S. J. TILDEN TO H. A. TILDEN

"N. Y., Nov. 14, 1873.

"Dear Henry,—I have but a moment. I am pressed on every side with urgent demands.

"There will be no use in your asking me for any further aid, unless you can make up your mind to abandon your pride and imperious will, and come to terms which I have so long advised for your own good and which I ought long ago to have enforced for my own peace and safety.

"I scarcely like to repeat my ideas, because I frequently hear, through indirect channels, of your complaint that I go back 18 years, and so you don't wish to talk with me.

"Now, I never have recurred to painful topics merely to wound, but only to try to impress the lessons which you ought to have derived from your own experience, but which you never would admit to me, and which you have never acted on. If it is hopeless to expect that you will correct errors—if you are too proud to admit them—what resource have I but to keep that which is [left] out of your power? What hope is there that anything I can do will be of any permanent use to you or your family?

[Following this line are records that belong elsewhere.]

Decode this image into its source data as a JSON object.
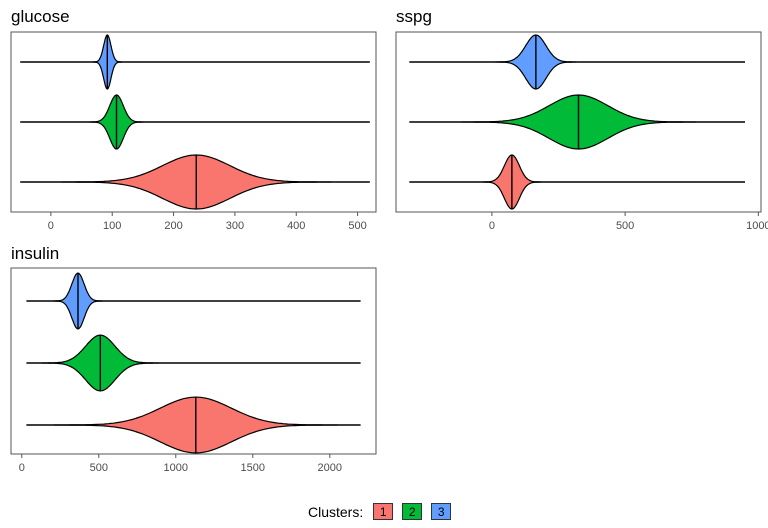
{
  "chart_data": [
    {
      "type": "violin",
      "title": "glucose",
      "xlim": [
        -65,
        530
      ],
      "ticks": [
        0,
        100,
        200,
        300,
        400,
        500
      ],
      "range": [
        -50,
        520
      ],
      "series": [
        {
          "cluster": "3",
          "center": 92,
          "median": 92,
          "sd": 6
        },
        {
          "cluster": "2",
          "center": 107,
          "median": 107,
          "sd": 11
        },
        {
          "cluster": "1",
          "center": 237,
          "median": 237,
          "sd": 55
        }
      ]
    },
    {
      "type": "violin",
      "title": "sspg",
      "xlim": [
        -360,
        1010
      ],
      "ticks": [
        0,
        500,
        1000
      ],
      "range": [
        -310,
        950
      ],
      "series": [
        {
          "cluster": "3",
          "center": 165,
          "median": 165,
          "sd": 38
        },
        {
          "cluster": "2",
          "center": 325,
          "median": 325,
          "sd": 110
        },
        {
          "cluster": "1",
          "center": 75,
          "median": 75,
          "sd": 28
        }
      ]
    },
    {
      "type": "violin",
      "title": "insulin",
      "xlim": [
        -70,
        2300
      ],
      "ticks": [
        0,
        500,
        1000,
        1500,
        2000
      ],
      "range": [
        30,
        2200
      ],
      "series": [
        {
          "cluster": "3",
          "center": 365,
          "median": 365,
          "sd": 40
        },
        {
          "cluster": "2",
          "center": 510,
          "median": 510,
          "sd": 95
        },
        {
          "cluster": "1",
          "center": 1130,
          "median": 1130,
          "sd": 230
        }
      ]
    }
  ],
  "legend": {
    "title": "Clusters:",
    "items": [
      {
        "label": "1",
        "color": "#F8766D"
      },
      {
        "label": "2",
        "color": "#00BA38"
      },
      {
        "label": "3",
        "color": "#619CFF"
      }
    ]
  },
  "colors": {
    "1": "#F8766D",
    "2": "#00BA38",
    "3": "#619CFF"
  }
}
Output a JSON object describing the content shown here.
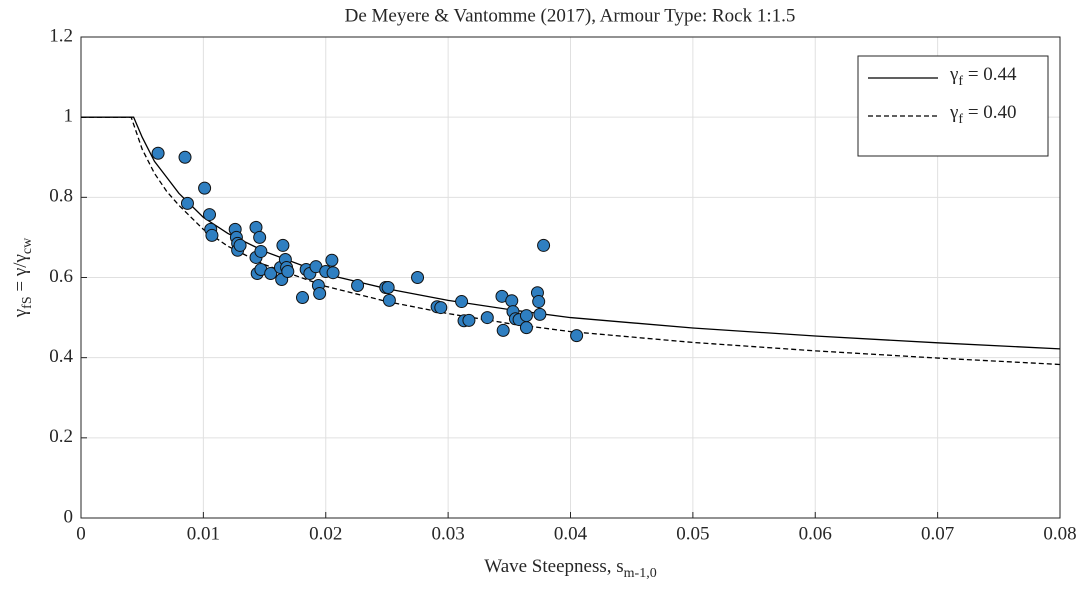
{
  "chart_data": {
    "type": "scatter",
    "title": "De Meyere & Vantomme  (2017), Armour Type: Rock 1:1.5",
    "xlabel": [
      {
        "text": "Wave Steepness, s"
      },
      {
        "text": "m-1,0",
        "sub": true
      }
    ],
    "ylabel": [
      {
        "text": "γ"
      },
      {
        "text": "fS",
        "sub": true
      },
      {
        "text": " = γ/γ"
      },
      {
        "text": "cw",
        "sub": true
      }
    ],
    "xlim": [
      0,
      0.08
    ],
    "xticks": [
      0,
      0.01,
      0.02,
      0.03,
      0.04,
      0.05,
      0.06,
      0.07,
      0.08
    ],
    "ylim": [
      0,
      1.2
    ],
    "yticks": [
      0,
      0.2,
      0.4,
      0.6,
      0.8,
      1,
      1.2
    ],
    "grid": true,
    "legend": "northeast",
    "color": "#2f7fc1",
    "x": [
      0.0063,
      0.0085,
      0.0087,
      0.0101,
      0.0105,
      0.0106,
      0.0107,
      0.0126,
      0.0127,
      0.0128,
      0.0128,
      0.013,
      0.0143,
      0.0143,
      0.0144,
      0.0146,
      0.0147,
      0.0147,
      0.0155,
      0.0163,
      0.0164,
      0.0165,
      0.0167,
      0.0168,
      0.0169,
      0.0181,
      0.0184,
      0.0187,
      0.0192,
      0.0194,
      0.0195,
      0.02,
      0.0205,
      0.0206,
      0.0226,
      0.0249,
      0.0251,
      0.0252,
      0.0275,
      0.0291,
      0.0294,
      0.0311,
      0.0313,
      0.0317,
      0.0332,
      0.0344,
      0.0345,
      0.0352,
      0.0353,
      0.0355,
      0.0358,
      0.0364,
      0.0364,
      0.0373,
      0.0374,
      0.0375,
      0.0378,
      0.0405
    ],
    "values": [
      0.91,
      0.9,
      0.785,
      0.823,
      0.757,
      0.72,
      0.705,
      0.72,
      0.7,
      0.685,
      0.668,
      0.68,
      0.725,
      0.65,
      0.61,
      0.7,
      0.665,
      0.62,
      0.61,
      0.625,
      0.595,
      0.68,
      0.645,
      0.625,
      0.615,
      0.55,
      0.62,
      0.61,
      0.627,
      0.58,
      0.56,
      0.615,
      0.643,
      0.612,
      0.58,
      0.575,
      0.575,
      0.543,
      0.6,
      0.527,
      0.525,
      0.54,
      0.492,
      0.493,
      0.5,
      0.553,
      0.468,
      0.542,
      0.515,
      0.497,
      0.495,
      0.475,
      0.505,
      0.562,
      0.54,
      0.508,
      0.68,
      0.455
    ],
    "series": [
      {
        "name": [
          {
            "text": "γ"
          },
          {
            "text": "f",
            "sub": true
          },
          {
            "text": " = 0.44"
          }
        ],
        "color": "#000000",
        "dashed": false,
        "x": [
          0,
          0.0043,
          0.005,
          0.006,
          0.007,
          0.008,
          0.01,
          0.012,
          0.015,
          0.02,
          0.025,
          0.03,
          0.035,
          0.04,
          0.05,
          0.06,
          0.07,
          0.08
        ],
        "values": [
          1,
          1,
          0.95,
          0.89,
          0.85,
          0.81,
          0.75,
          0.71,
          0.665,
          0.608,
          0.572,
          0.543,
          0.52,
          0.5,
          0.474,
          0.454,
          0.437,
          0.422
        ]
      },
      {
        "name": [
          {
            "text": "γ"
          },
          {
            "text": "f",
            "sub": true
          },
          {
            "text": " = 0.40"
          }
        ],
        "color": "#000000",
        "dashed": true,
        "x": [
          0,
          0.0041,
          0.005,
          0.006,
          0.007,
          0.008,
          0.01,
          0.012,
          0.015,
          0.02,
          0.025,
          0.03,
          0.035,
          0.04,
          0.05,
          0.06,
          0.07,
          0.08
        ],
        "values": [
          1,
          1,
          0.92,
          0.86,
          0.815,
          0.78,
          0.72,
          0.678,
          0.632,
          0.578,
          0.54,
          0.51,
          0.485,
          0.465,
          0.438,
          0.417,
          0.399,
          0.383
        ]
      }
    ]
  }
}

What can I do but turn away my thoughts from a man—this affair, which has cost me more anxiety, trouble, hazard of my own affairs and of health than everybody and everything in life—who grabs anything of mine he can lay his hands on without asking me, never consults me about restoring it, and thinks it right to do just as he pleases about incurring new expenditures and operations in preference to paying his creditors, whom he does not think it necessary to consult, or, indeed, to have any rights but to submit to what he, in his supreme good pleasure, chooses to do.

"In prudence and in morality you have much to do to regain my good opinion. The first thing is to see and admit your errors. The next is to show signs of amending them.

"1. An ordinary creditor would have a right to know, frankly and truly, the situation of a debtor. Still more so would a man who was aiding as a matter of favor—friendship or affection.

"In twenty years I have been able to get nothing from you which was not wrung out, even when I was making new advances at great sacrifices. Then as scanty as possible. I never had any information about your Michigan transactions. I never have been able to get information in season to advise about the shaping of your plans.

"You have seemed to think that everybody ought to accept your own view of your affairs—allow you to embark in new undertakings money justly due to your creditors without their consent or knowledge—and that it was almost a piece of impertinence for them to wish to know anything about their own money."